Why Netflix’s Into the Night should be your next box set
Review Overview
Absurdity
8Tension
8Pace
8David Farnor | On 17, May 2020
This review is based on Season 1.
“If we don’t get out of here, the sunrise will kill as all.” Those are the immortal words that set Netflix’s Into the Night in motion – and they set the tone for a ludicrous thriller.
Inspired by Jacek Dukaj’s sci-fi novel The Old Axolotl, the Belgian apocalyptic series introduces us to a world where – yes – the sun is about to wipe out the human race. Not as in climate change, or the eventual collision of the gigantic gas ball with our planet, but actual sunlight shining on the Earth right now. And so, as people start to keel over with the gradual spread of sunrise across the globe, one plucky airplane full of passengers find themselves racing through the night sky trying to keep one wing ahead of destruction.
The thought of a global disaster story might not sound like comforting viewing, but there’s something oddly reassuring about a global disaster story that’s both fictional and utterly ridiculous. This is the kind of series where people issue dramatic ultimatums every 10 minutes, where people try to land a plane by following a YouTube tutorial and where the title of the programme is said just before the end credits of the opening episode.
Our central ensemble are a rag-tag bunch of international types, and each come with their own unseen baggage that they can’t hide away in hold for ever. Front and centre is Sylvie (Pauline Etienne), a former military pilot who recently lost her partner, Rik (Jan Bijvoet), a security guard, Laura (Babetida Sadjo), a care worker, Jakub (Ksawery Szlenkier), who’s good with mechanical engineering, Zara (Regina Bikkinina), a mother who’s travelling to Moscow with her son, Dominic, to secure life-saving medical help, Ines (Alba Gaïa Bellugi), a social media influencer, and Ayaz (Mehmet Kurtuluş), who’s mostly there to spark suspicion.
Attempting to keep them all calm are Mathieu (Laurent Capelluto), the co-pilot on the flight, and Gabrielle (Astrid Whettnall), a flight attendant.
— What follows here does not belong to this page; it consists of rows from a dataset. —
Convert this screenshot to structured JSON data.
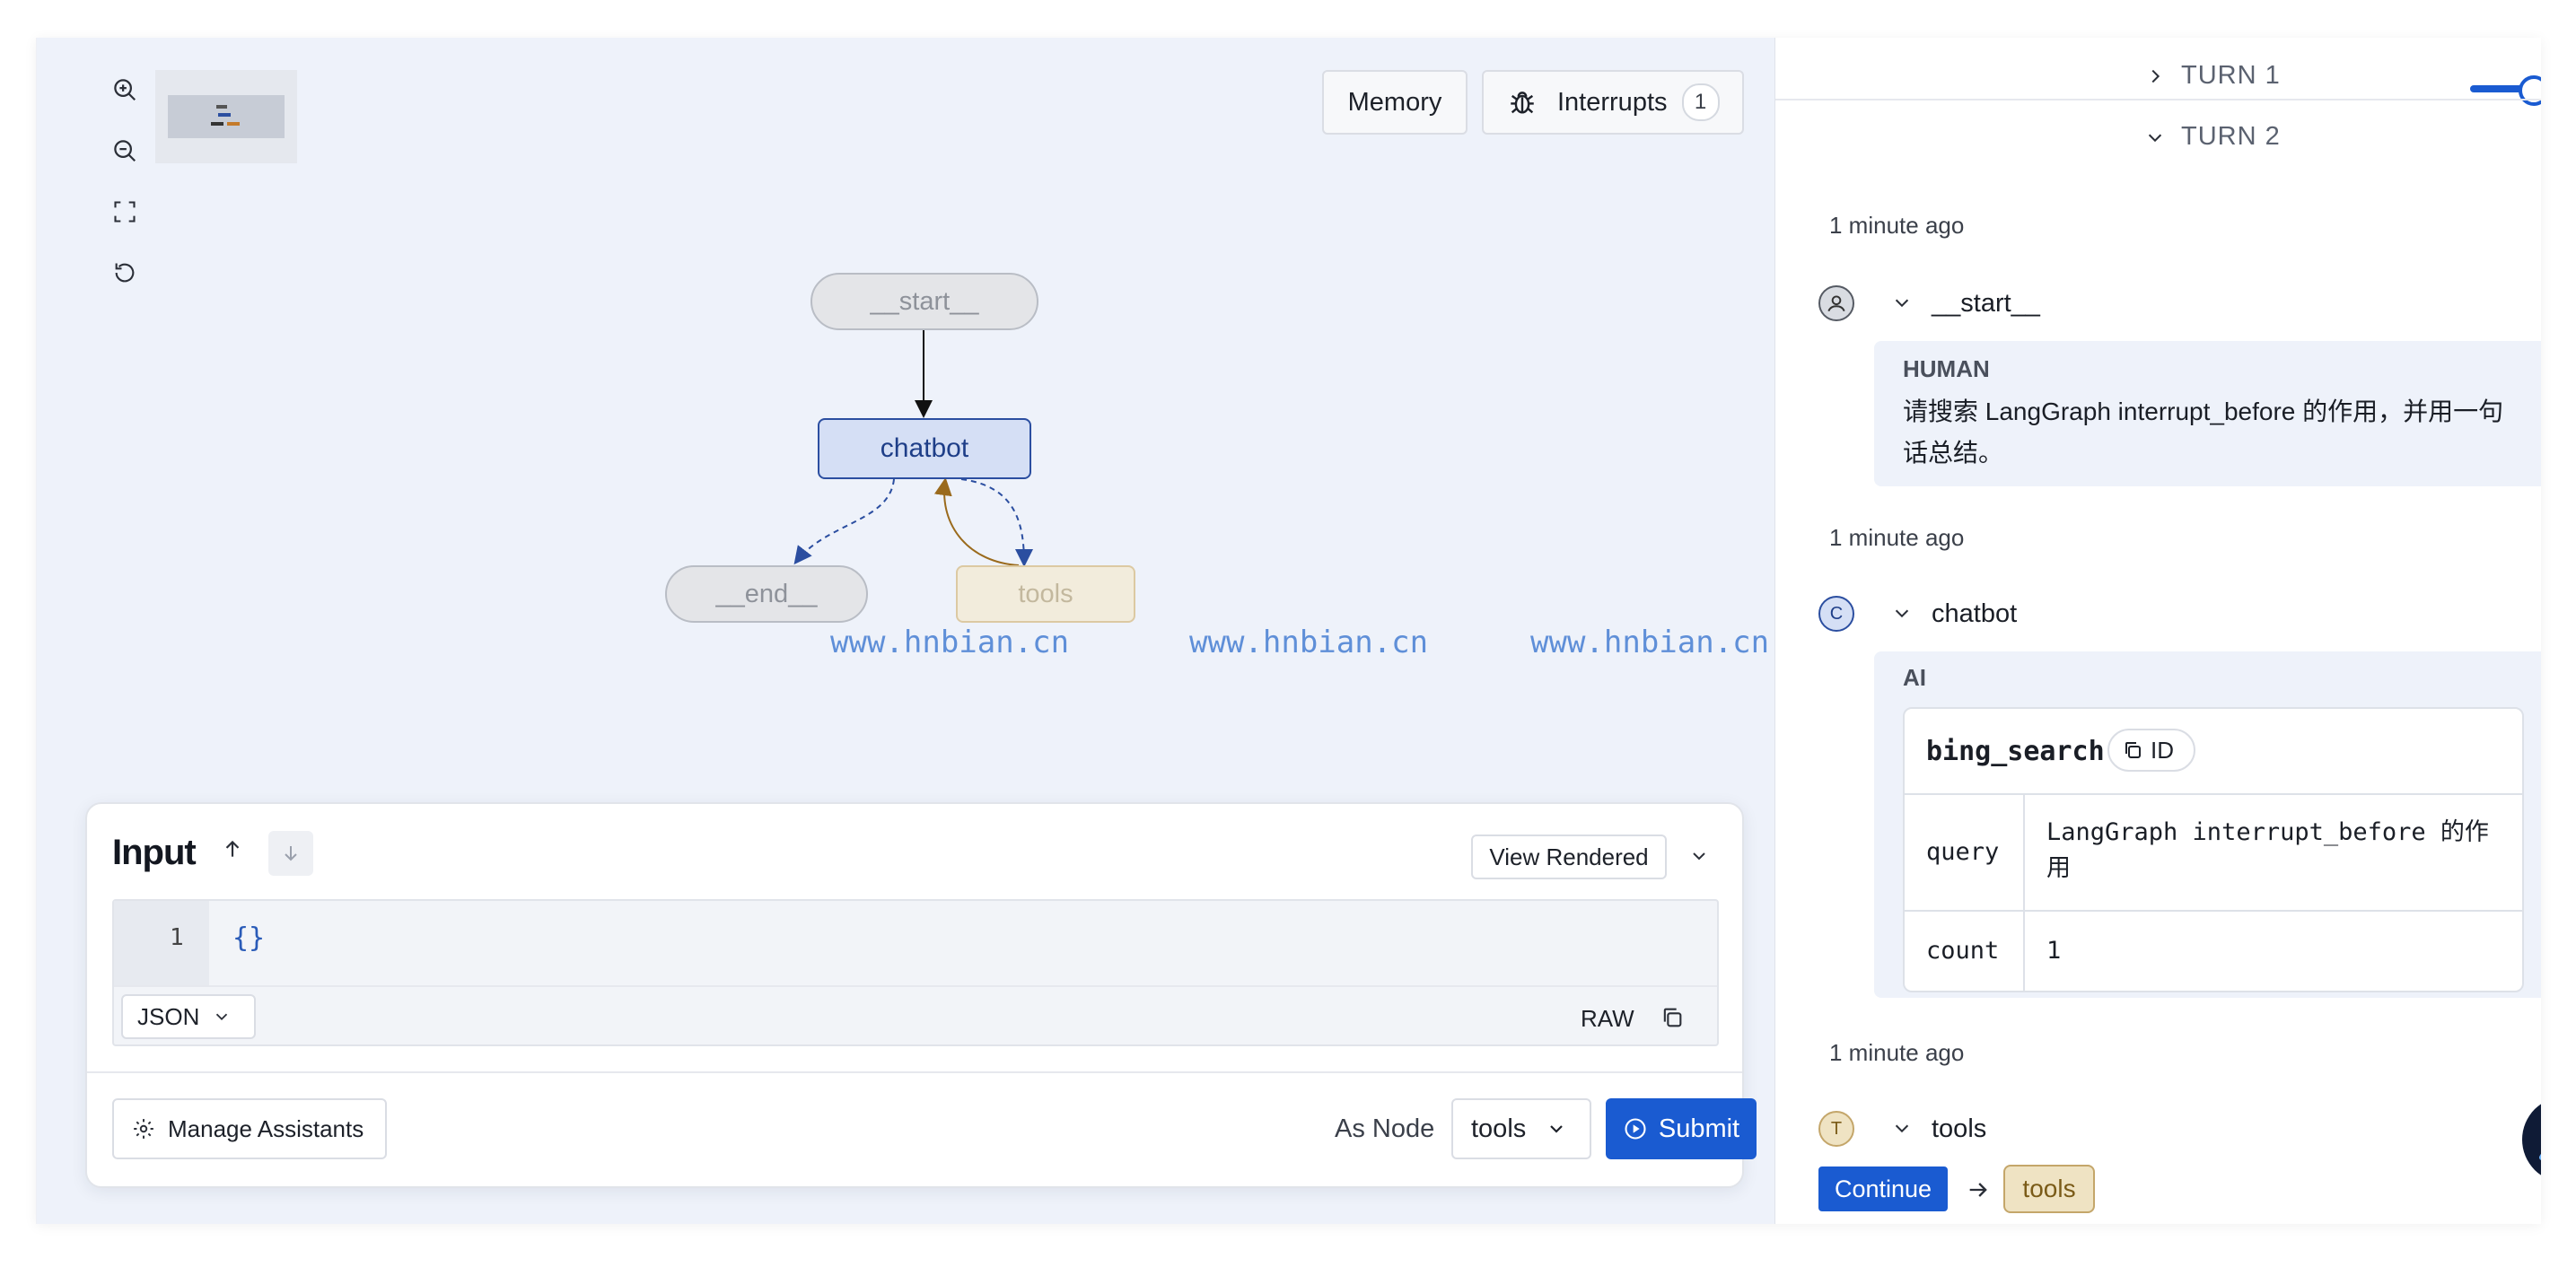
{
  "graph": {
    "buttons": {
      "memory": "Memory",
      "interrupts": "Interrupts",
      "interrupts_count": "1"
    },
    "nodes": {
      "start": "__start__",
      "chatbot": "chatbot",
      "end": "__end__",
      "tools": "tools"
    },
    "watermark": "www.hnbian.cn"
  },
  "input": {
    "title": "Input",
    "view_mode": "View Rendered",
    "line_number": "1",
    "code": "{}",
    "format": "JSON",
    "raw": "RAW",
    "manage_assistants": "Manage Assistants",
    "as_node_label": "As Node",
    "as_node_value": "tools",
    "submit": "Submit"
  },
  "thread": {
    "turns": [
      "TURN 1",
      "TURN 2"
    ],
    "steps": [
      {
        "time": "1 minute ago",
        "avatar": "",
        "name": "__start__",
        "role": "HUMAN",
        "message": "请搜索 LangGraph interrupt_before 的作用，并用一句话总结。"
      },
      {
        "time": "1 minute ago",
        "avatar": "C",
        "name": "chatbot",
        "role": "AI",
        "tool_call": {
          "name": "bing_search",
          "id_label": "ID",
          "args": [
            {
              "key": "query",
              "value": "LangGraph interrupt_before 的作用"
            },
            {
              "key": "count",
              "value": "1"
            }
          ]
        }
      },
      {
        "time": "1 minute ago",
        "avatar": "T",
        "name": "tools",
        "continue": "Continue",
        "next": "tools"
      }
    ]
  },
  "colors": {
    "accent": "#1a5bd1",
    "chatbot_node": "#d5dff5",
    "tools_tag": "#efe3c3"
  }
}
Stopping them from keeping calm is Terenzio (Stéfano Cassetti), a NATO officer who forces his way on to the plane and orders them to take off at gunpoint – after overhearing the horror of the situation at work. The news gradually spreads through the plane, and people’s back-stories come to light, some of them criminal, some of them morally dubious, and it’s not long until they all start to judge each other for whatever misdeeds they may or may not have done.
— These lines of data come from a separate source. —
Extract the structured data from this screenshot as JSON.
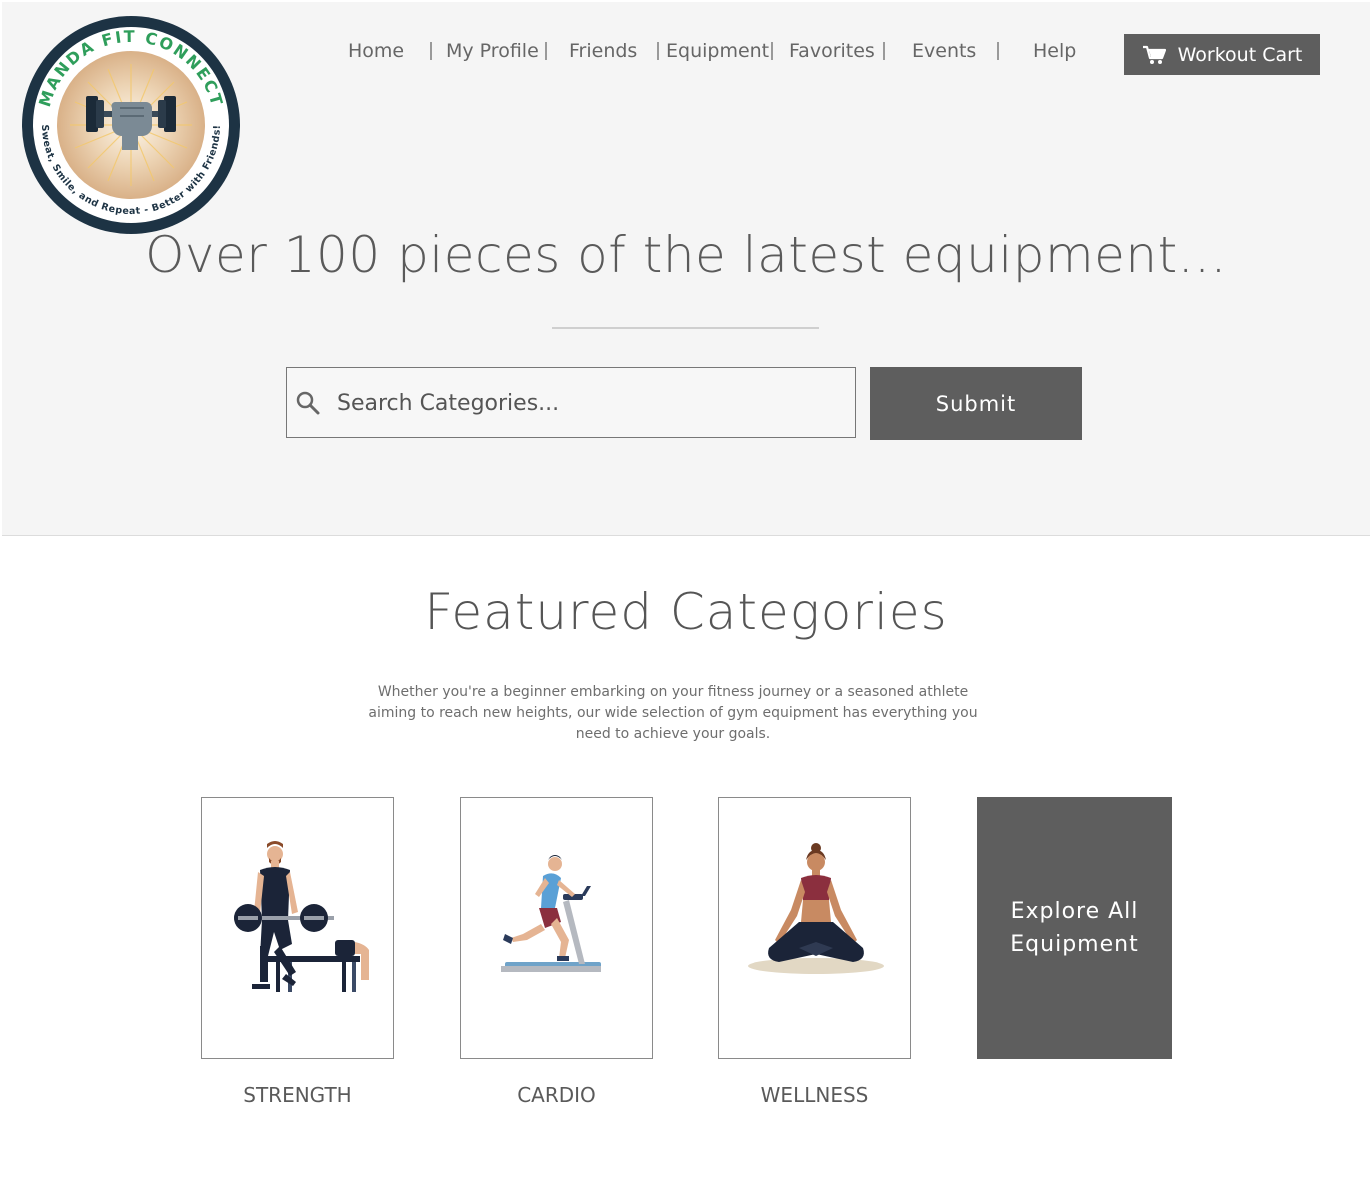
{
  "logo": {
    "top_text": "MANDA FIT CONNECT",
    "bottom_text": "Sweat, Smile, and Repeat - Better with Friends!",
    "icon": "fist-dumbbell-icon"
  },
  "nav": {
    "items": [
      "Home",
      "My Profile",
      "Friends",
      "Equipment",
      "Favorites",
      "Events",
      "Help"
    ],
    "separator_icon": "vertical-bar"
  },
  "cart": {
    "label": "Workout Cart",
    "icon": "cart-icon"
  },
  "hero": {
    "title": "Over 100 pieces of the latest equipment...",
    "search_placeholder": "Search Categories...",
    "search_icon": "search-icon",
    "submit_label": "Submit"
  },
  "featured": {
    "title": "Featured Categories",
    "description": "Whether you're a beginner embarking on your fitness journey or a seasoned athlete aiming to reach new heights, our wide selection of gym equipment has everything you need to achieve your goals.",
    "categories": [
      {
        "label": "STRENGTH",
        "icon": "barbell-lifter-icon"
      },
      {
        "label": "CARDIO",
        "icon": "treadmill-runner-icon"
      },
      {
        "label": "WELLNESS",
        "icon": "yoga-meditation-icon"
      }
    ],
    "explore_label": "Explore All Equipment"
  },
  "colors": {
    "hero_bg": "#f5f5f5",
    "button_bg": "#5e5e5e",
    "text": "#555555",
    "logo_ring": "#1d3344",
    "logo_green": "#2f9e5b"
  }
}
These are all standard elements for disaster stories, as microcosms of society are put under strain. But there’s something rather sweet in the underlying them of people needing to stop judging others based on stereotypes and start trusting them instead to survive. And, thanks to the six-episode running time, there’s more room than in your normal disaster movie to flesh out each person to something more than just their stock type.
They each have their own class prejudices, their own religious beliefs and their own motivations, but they also have their own skills and experiences. Ines, for example, isn’t just a one-joke background character, while Mathieu moves from safe pair of hands in a uniform to a fragile man susceptible to guilt and anxiety. The star of the show is undoubtedly Sylvie, though, and Pauline Etienne does a brilliant job of not only navigating grief, and a possible new romantic interest, but also the overall crisis; told she wasn’t suitable for leadership by the military, she proves time and time again that she’s resourceful, resilient and calm.
Creator Jason George doesn’t let any of that slow things down, though, and Into the Night’s biggest strength is the sheer speed at which it all unfolds. With each episode clocking in closer to 30 minutes than an hour, the series rockets along, taking us from refuelling and attempting to land safely to wondering whether the food has had its DNA reshuffled or debating whether the group should be a dictatorship or democracy. And did we mention that YouTube tutorial?
Directors Inti Calfat and Dirk Verheye keep everything just believable enough to keep the tension high, even as the often unsubtle dialogue hits every cliche possible; the scale of the destruction is kept mostly off-screen, so that what is shown can be rendered convincingly enough, and the cast are never less than committed to even the silliest of plot twists and turns.
The result is a wonderfully gripping tale of survival that – most surprising of all – does actually have somewhere to go after its intriguing finale. For these events, while inspired by The Old Axolotl, are just the prologue to the novel’s main text, which could take the whole thing in an unexpected new direction of technology and humanity. Even if the show continued to plough the same furrow, though, that’d be no bad thing. This thriller might be ludicrous, but it’s never less than ludicrously entertaining. Expect a second season to be announced in a matter of days.
Into the Night is available on Netflix UK, as part of an £9.99 monthly subscription.